I’m not the only one dropping work for a while. Many of my stuck science colleagues seek a mid-career change.
Friend Alex has worked ten years for the same large science company. Even though the company’s conservatism, chicanery, and abysmal corporate culture exasperate him, Alex has a wife, kid, and mortgage. Work frustration has recently exceeded his fear of risk. He either finds a new job or stays on and destroys his science career from ennui. So he commenced looking for new work in January and interviewed faster than expected. Friday – in two days – is his last day of work. Next week, he starts anew, this time as employee number 5 at a San Francisco-based biotech company.
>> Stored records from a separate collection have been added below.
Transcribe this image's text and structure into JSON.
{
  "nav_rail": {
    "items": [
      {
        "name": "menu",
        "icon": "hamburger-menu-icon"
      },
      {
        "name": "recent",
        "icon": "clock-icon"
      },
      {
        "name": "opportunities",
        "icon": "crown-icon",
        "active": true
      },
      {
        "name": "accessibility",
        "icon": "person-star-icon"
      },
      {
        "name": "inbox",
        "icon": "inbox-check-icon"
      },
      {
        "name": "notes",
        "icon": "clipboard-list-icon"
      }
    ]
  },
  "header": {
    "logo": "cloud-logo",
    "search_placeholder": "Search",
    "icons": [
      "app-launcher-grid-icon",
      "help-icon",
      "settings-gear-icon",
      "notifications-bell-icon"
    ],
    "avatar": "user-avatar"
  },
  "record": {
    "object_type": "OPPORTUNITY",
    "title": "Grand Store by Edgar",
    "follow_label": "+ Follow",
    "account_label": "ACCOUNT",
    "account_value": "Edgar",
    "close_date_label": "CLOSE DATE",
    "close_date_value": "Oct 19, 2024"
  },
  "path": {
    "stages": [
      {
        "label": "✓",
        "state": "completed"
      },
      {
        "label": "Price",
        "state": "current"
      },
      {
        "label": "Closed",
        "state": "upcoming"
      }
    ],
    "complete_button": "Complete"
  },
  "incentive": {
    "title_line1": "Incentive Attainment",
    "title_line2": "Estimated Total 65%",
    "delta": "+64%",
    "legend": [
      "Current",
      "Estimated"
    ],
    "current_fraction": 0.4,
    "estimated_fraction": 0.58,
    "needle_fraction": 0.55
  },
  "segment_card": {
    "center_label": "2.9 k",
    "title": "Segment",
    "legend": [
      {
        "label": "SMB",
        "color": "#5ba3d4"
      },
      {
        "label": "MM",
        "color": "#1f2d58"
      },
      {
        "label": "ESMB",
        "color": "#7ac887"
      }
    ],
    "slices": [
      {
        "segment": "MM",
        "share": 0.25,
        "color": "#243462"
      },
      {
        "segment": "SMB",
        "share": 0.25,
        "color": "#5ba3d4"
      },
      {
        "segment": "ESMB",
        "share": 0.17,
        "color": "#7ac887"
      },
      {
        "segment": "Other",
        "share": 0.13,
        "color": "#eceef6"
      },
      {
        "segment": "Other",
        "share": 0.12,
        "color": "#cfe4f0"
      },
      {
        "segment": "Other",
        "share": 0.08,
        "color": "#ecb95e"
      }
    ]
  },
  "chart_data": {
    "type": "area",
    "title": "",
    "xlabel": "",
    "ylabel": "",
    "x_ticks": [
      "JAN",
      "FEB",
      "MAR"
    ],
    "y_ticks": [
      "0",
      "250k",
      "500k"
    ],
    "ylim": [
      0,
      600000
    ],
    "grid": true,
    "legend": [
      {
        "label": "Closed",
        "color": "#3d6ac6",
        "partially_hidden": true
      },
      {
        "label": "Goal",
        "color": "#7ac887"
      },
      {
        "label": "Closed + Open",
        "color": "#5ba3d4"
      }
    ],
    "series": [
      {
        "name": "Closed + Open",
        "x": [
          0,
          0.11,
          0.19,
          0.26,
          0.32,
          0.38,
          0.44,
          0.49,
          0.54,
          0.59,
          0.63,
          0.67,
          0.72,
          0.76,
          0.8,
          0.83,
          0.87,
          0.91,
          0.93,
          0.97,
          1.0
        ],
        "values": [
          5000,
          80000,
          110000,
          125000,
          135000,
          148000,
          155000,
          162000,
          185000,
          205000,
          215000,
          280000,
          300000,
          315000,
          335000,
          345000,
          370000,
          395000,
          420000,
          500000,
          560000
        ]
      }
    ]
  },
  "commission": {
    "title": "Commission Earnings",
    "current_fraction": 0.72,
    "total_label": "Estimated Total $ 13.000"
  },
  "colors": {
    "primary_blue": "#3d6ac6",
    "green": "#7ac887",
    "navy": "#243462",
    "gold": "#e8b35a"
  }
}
Today, Alex and I celebrate change and Spring with a hike up a hill.
Friend Dominique flails for eight years at the same multinational science conglomerate. Although she likes some of her projects, she finds stultifying some of her immediate colleagues. She starts soon a six-month leave of absence. On Friday, she flies to Kyrgyzstan to learn Russian in the mountains.
Exasperated with San Francisco’s rising rents and decreasing whimsy, Dominique divests. I carry boxes from her apartment into two cars heading to a storage locker. She cooks a last communal meal for a small group of her friends. I haul home a shopping bag full of rice, sugar, salt, and beans. She may not return to San Francisco after six months, landing instead back in Germany where she already owns a house. I’ll miss her. I’m so proud of my brave friends on great adventures.